OLG Saarbrücken, Beschluss vom 23.11.2021 – 5 W 62/21
Hintergrund
Unter Bezugnahme auf eine notarielle Urkunde des Notars J. beantragten die Beteiligten zu 3.) und zu 4.) die Erteilung eines gemeinschaftlichen Erbscheines über die jeweils hälftige Beerbung der verstorbenen Erblasserin, wobei sie sich zur Begründung ihres Erbrechts auf ein – zunächst nur in Kopie vorgelegtes, später im Original zu den Akten gereichtes – Schreiben vom 27.12.2018 berufen haben. Darin hatte die unverheiratete und kinderlose Erblasserin den Beteiligten zu 3.) und zu 4.) unter anderem folgendes mitgeteilt:
„Ich möchte mich für die liebevolle Aufnahme am ersten Weihnachtstag recht herzlich bedanken. Im neuen Jahr gehe mit Toni zum Notar; Ihr allein sollt meine Erben sein. Meine Patin kümmert sich überhaupt nicht um mich, da ist jede Verbindung abgebrochen.“
Ausweislich von den Beteiligten zu 3.) und zu 4.) vorgelegter Unterlagen war für die Erblasserin am 20.09.2019 ein Beurkundungstermin bei dem Notar vereinbart worden, bei dem unter anderem das im Entwurf vorgelegte Testament beurkundet werden sollte, in dem die Beteiligten zu 3.) und zu 4.) jeweils hälftig zu Erben berufen werden sollten. Nach Darstellung der Beteiligten zu 3.) und zu 4.) konnte dieser Termin aufgrund einer sturzbedingten Krankenhauseinweisung der Erblasserin auch in der Folge nicht mehr stattfinden.

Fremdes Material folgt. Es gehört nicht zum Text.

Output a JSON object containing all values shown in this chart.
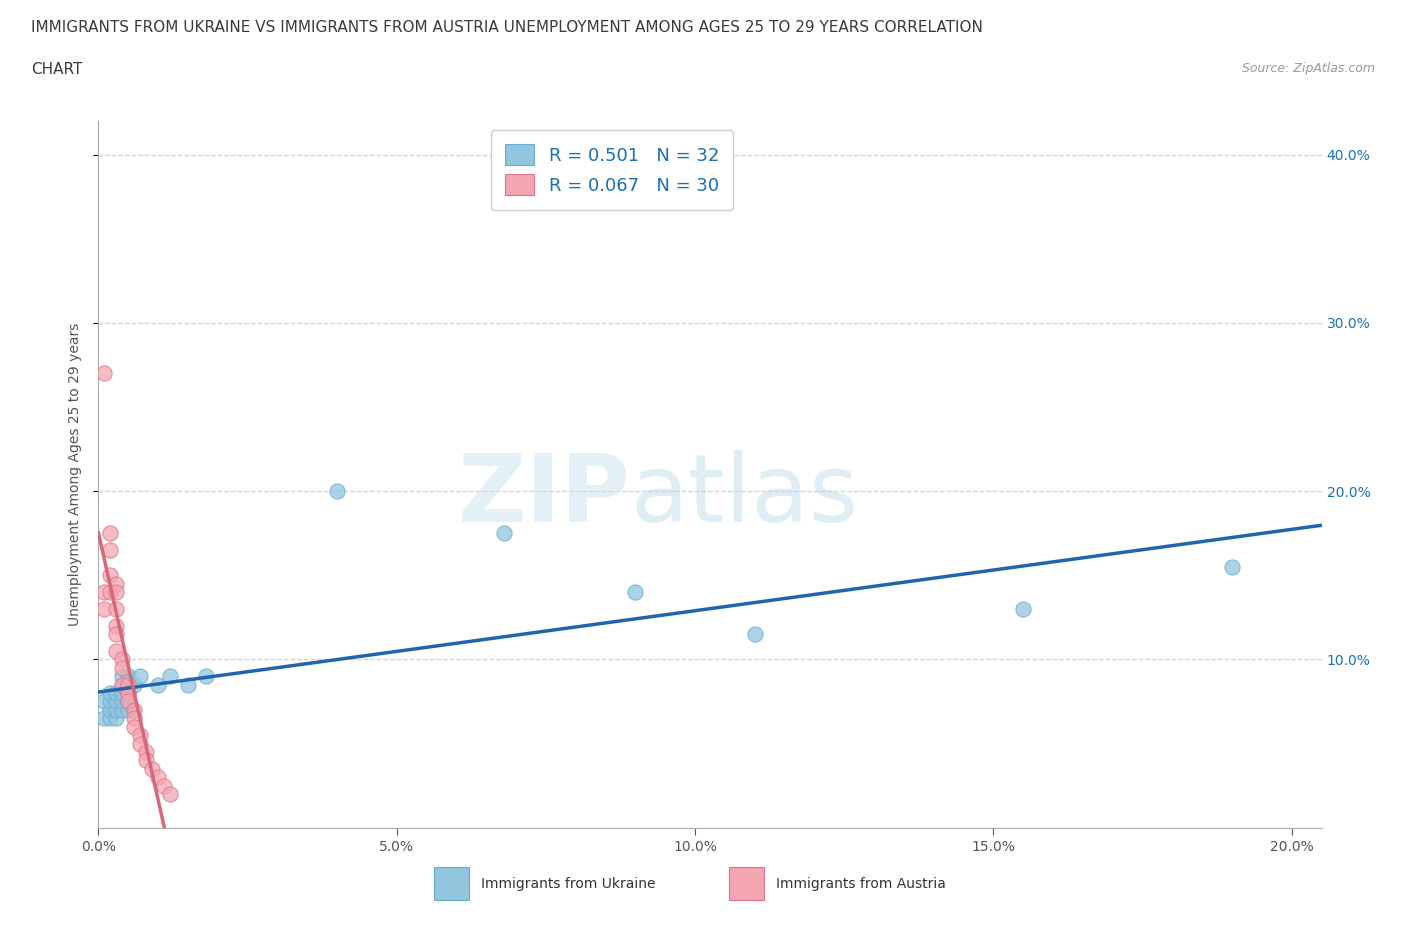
{
  "title_line1": "IMMIGRANTS FROM UKRAINE VS IMMIGRANTS FROM AUSTRIA UNEMPLOYMENT AMONG AGES 25 TO 29 YEARS CORRELATION",
  "title_line2": "CHART",
  "source_text": "Source: ZipAtlas.com",
  "watermark_zip": "ZIP",
  "watermark_atlas": "atlas",
  "ukraine_R": 0.501,
  "ukraine_N": 32,
  "austria_R": 0.067,
  "austria_N": 30,
  "ukraine_color": "#92c5de",
  "austria_color": "#f4a6b0",
  "ukraine_line_color": "#2166ac",
  "austria_line_solid_color": "#d6687a",
  "austria_line_dash_color": "#e8a0b0",
  "ukraine_scatter_x": [
    0.001,
    0.001,
    0.002,
    0.002,
    0.002,
    0.002,
    0.003,
    0.003,
    0.003,
    0.003,
    0.004,
    0.004,
    0.004,
    0.004,
    0.004,
    0.005,
    0.005,
    0.005,
    0.005,
    0.005,
    0.006,
    0.007,
    0.01,
    0.012,
    0.015,
    0.018,
    0.04,
    0.068,
    0.09,
    0.11,
    0.155,
    0.19
  ],
  "ukraine_scatter_y": [
    0.065,
    0.075,
    0.065,
    0.07,
    0.075,
    0.08,
    0.065,
    0.07,
    0.075,
    0.08,
    0.07,
    0.075,
    0.08,
    0.085,
    0.09,
    0.07,
    0.075,
    0.08,
    0.085,
    0.09,
    0.085,
    0.09,
    0.085,
    0.09,
    0.085,
    0.09,
    0.2,
    0.175,
    0.14,
    0.115,
    0.13,
    0.155
  ],
  "austria_scatter_x": [
    0.001,
    0.001,
    0.001,
    0.002,
    0.002,
    0.002,
    0.002,
    0.003,
    0.003,
    0.003,
    0.003,
    0.003,
    0.003,
    0.004,
    0.004,
    0.004,
    0.005,
    0.005,
    0.005,
    0.006,
    0.006,
    0.006,
    0.007,
    0.007,
    0.008,
    0.008,
    0.009,
    0.01,
    0.011,
    0.012
  ],
  "austria_scatter_y": [
    0.27,
    0.14,
    0.13,
    0.175,
    0.165,
    0.15,
    0.14,
    0.145,
    0.14,
    0.13,
    0.12,
    0.115,
    0.105,
    0.1,
    0.095,
    0.085,
    0.085,
    0.08,
    0.075,
    0.07,
    0.065,
    0.06,
    0.055,
    0.05,
    0.045,
    0.04,
    0.035,
    0.03,
    0.025,
    0.02
  ],
  "xlim": [
    0.0,
    0.205
  ],
  "ylim": [
    0.0,
    0.42
  ],
  "xticks": [
    0.0,
    0.05,
    0.1,
    0.15,
    0.2
  ],
  "yticks": [
    0.1,
    0.2,
    0.3,
    0.4
  ],
  "ylabel": "Unemployment Among Ages 25 to 29 years",
  "bg_color": "#ffffff",
  "grid_color": "#d0d0d0",
  "title_color": "#3a3a3a",
  "legend_text_color": "#1a6faf",
  "right_tick_color": "#1a6faf",
  "left_tick_color": "#555555",
  "bottom_tick_color": "#555555"
}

Die im vorliegenden Verfahren durch ihre Verfahrensbevollmächtigte vertretenen Beteiligten zu 1.) und zu 2.) haben der Erteilung des Erbscheins widersprochen, unter anderem mit der Begründung, der Brief vom 27.12.2018 könne nicht als Testament angesehen werden, da es an der Ernsthaftigkeit der Erbeinsetzung fehle; auch formal bestünden Zweifel an der Gültigkeit des Schreibens als Testament. Da der Entwurf des notariellen Testaments nicht unterzeichnet worden sei, habe es bei der gesetzlichen Erbfolge zu verbleiben.
Mit dem angefochtenen Beschluss hat das Amtsgericht – Nachlassgericht – die Tatsachen, die zur Erteilung des von den Beteiligten zu 3.) und zu 4.) beantragten Erbscheins erforderlich sind, für festgestellt erachtet und die Erteilung eines entsprechenden Erbscheins bewilligt. Hiergegen wenden sich die Beteiligten zu 1.) und zu 2.) mit ihrer Beschwerde, in der sie weiterhin die Ansicht vertreten, dass das Schreiben vom 27.12.2018 lediglich eine Grußkarte und kein Testament darstelle und der das Amtsgericht mit Beschluss vom 20.10.2021 nicht abgeholfen hat.
Das OLG Saarbrücken schließlich befand, dass das Schreiben der Erblasserin vom 27.12.2018 – mangels eines sich daraus mit ausreichender Gewissheit ergebenden Testierwillens – nicht als letztwillige Verfügung angesehen werden könne; eine andere letztwillige Verfügung, aus dem sich ein Erbrecht zu Gunsten der Beteiligten zu 3.) und zu 4.) im beantragten Umfang ergeben könnte, existiert nicht. Schon der Wortlaut des Schreibens vom 27.12.2018 bietet keine ausreichenden Anhaltspunkte für die Annahme, die Erblasserin habe damit die Beteiligten zu 3.) und zu 4.) zu ihren Erben einsetzen wollen; denn es ist bereits nicht in diesem Sinne hinreichend eindeutig gefasst.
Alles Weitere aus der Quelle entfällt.